China-Canada oil deal raises hackles in the US

‘OPPORTUNITY’:Nexen has 10% of its assets in the US, and a leading senator said the US should try to block the deal unless China improves market access

Reuters, WASHINGTON

The US government should block a bid by China’s state oil company CNOOC (中國海洋石油) for Canadian oil company Nexen until China’s government provides fair access for US companies that want to invest in China, a top Democratic senator was planning to tell Treasury Secretary Timothy Geithner yesterday.

In a draft letter obtained by Reuters, Charles Schumer, the Senate’s No. 3 Democrat and a frequent critic of China’s trade and currency policy, said the powerful Committee on Foreign Investment in the US (CFIUS) should not approve the deal until China makes “tangible, enforceable commitments” on market access for US companies.

The US inter-agency committee reviews foreign takeovers of US assets for national security concerns. About 10 percent of Nexen’s assets are in the US, where it has oil drilling operations in the Gulf of Mexico.

CNOOC asked for a voluntary review by CFIUS on Monday, the same day it revealed its bid for the Canadian company, but the start date for the review is undetermined, a source close to the Chinese firm said.

The source declined to speculate on the outcome of the review.
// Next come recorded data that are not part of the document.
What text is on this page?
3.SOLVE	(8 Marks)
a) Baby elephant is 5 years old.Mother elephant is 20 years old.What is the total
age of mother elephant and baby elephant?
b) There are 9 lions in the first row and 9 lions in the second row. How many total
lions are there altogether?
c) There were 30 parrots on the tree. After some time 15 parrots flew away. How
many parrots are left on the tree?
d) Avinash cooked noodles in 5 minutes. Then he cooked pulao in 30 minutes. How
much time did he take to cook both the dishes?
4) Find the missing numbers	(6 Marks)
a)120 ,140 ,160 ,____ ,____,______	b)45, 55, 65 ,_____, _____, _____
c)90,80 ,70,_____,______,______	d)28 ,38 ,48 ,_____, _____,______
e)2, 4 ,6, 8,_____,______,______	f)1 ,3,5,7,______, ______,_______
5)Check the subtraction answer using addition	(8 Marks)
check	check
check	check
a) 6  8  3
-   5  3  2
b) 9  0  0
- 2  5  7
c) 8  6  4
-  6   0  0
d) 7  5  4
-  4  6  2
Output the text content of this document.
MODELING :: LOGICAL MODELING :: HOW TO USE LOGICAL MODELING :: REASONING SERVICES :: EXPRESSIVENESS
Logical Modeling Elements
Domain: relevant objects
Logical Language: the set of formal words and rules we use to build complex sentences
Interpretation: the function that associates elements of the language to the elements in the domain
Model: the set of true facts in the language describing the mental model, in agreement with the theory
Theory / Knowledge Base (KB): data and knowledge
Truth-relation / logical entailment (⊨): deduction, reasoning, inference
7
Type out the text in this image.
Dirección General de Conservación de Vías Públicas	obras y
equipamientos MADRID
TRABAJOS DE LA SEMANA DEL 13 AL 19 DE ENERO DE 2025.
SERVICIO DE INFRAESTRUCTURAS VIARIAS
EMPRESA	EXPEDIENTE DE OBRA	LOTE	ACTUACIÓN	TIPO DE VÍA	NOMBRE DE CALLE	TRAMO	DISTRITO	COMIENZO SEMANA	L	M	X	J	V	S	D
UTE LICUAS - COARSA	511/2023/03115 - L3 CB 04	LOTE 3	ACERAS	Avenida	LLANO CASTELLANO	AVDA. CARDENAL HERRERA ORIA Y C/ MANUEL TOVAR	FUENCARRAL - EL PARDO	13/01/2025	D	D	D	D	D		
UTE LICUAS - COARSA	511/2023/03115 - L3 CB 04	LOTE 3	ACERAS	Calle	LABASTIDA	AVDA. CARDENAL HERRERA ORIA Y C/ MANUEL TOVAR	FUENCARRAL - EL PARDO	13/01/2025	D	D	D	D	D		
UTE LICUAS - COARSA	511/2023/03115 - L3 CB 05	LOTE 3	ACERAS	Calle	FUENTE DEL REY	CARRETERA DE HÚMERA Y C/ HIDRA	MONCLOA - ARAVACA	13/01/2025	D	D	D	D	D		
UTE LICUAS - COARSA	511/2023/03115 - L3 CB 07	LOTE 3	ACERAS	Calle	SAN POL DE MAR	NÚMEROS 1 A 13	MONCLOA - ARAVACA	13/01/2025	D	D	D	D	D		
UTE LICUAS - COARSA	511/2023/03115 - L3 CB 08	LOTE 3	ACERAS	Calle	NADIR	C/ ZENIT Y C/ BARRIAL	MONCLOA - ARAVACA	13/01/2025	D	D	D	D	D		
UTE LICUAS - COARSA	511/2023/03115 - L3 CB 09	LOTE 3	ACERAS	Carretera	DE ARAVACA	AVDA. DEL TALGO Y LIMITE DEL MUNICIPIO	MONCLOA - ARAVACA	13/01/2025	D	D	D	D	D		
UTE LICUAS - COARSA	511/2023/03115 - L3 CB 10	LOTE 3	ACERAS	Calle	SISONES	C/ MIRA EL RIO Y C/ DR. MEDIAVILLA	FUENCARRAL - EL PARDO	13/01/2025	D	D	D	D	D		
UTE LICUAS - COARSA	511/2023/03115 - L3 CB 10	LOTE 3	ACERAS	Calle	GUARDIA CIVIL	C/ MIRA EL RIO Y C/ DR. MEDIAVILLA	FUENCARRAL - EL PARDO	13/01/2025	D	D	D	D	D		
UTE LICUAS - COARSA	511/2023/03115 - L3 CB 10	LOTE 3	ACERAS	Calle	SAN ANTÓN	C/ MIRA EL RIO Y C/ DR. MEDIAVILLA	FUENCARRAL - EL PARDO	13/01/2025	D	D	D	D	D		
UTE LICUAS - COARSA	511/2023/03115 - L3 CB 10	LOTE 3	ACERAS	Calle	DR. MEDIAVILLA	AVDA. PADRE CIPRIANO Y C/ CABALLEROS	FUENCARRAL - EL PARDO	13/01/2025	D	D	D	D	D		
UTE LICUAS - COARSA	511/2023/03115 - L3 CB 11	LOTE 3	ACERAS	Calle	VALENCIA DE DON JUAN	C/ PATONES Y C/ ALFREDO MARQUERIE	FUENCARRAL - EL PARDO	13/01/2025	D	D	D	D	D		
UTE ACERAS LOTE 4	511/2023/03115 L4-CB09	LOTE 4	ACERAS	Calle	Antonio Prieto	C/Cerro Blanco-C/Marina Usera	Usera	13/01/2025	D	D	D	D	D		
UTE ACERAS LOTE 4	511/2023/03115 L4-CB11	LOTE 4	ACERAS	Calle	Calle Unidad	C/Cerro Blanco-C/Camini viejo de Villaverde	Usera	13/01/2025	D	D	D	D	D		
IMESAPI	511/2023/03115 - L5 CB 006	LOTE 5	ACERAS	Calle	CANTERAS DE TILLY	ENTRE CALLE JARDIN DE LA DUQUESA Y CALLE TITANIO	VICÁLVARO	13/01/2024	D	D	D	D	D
Schumer’s draft letter is the strongest statement yet by a US political leader against the US$15.1 billion deal, which is the biggest foreign acquisition for a Chinese company and which would give China a significant foothold in North America’s oil assets.

Schumer said he believes the proposed deal would benefit the US and its energy sector, but said Geithner should “not miss this opportunity” to ensure China lives up to promises it has made to provide fair access for US companies into Chinese markets.

The Democratic leader in the US House of Representatives, Nancy Pelosi, also called for the committee to “thoroughly review” the CNOOC takeover, while Republicans in Congress have also expressed concern about the deal, although they stopped short of saying that the US government should intervene.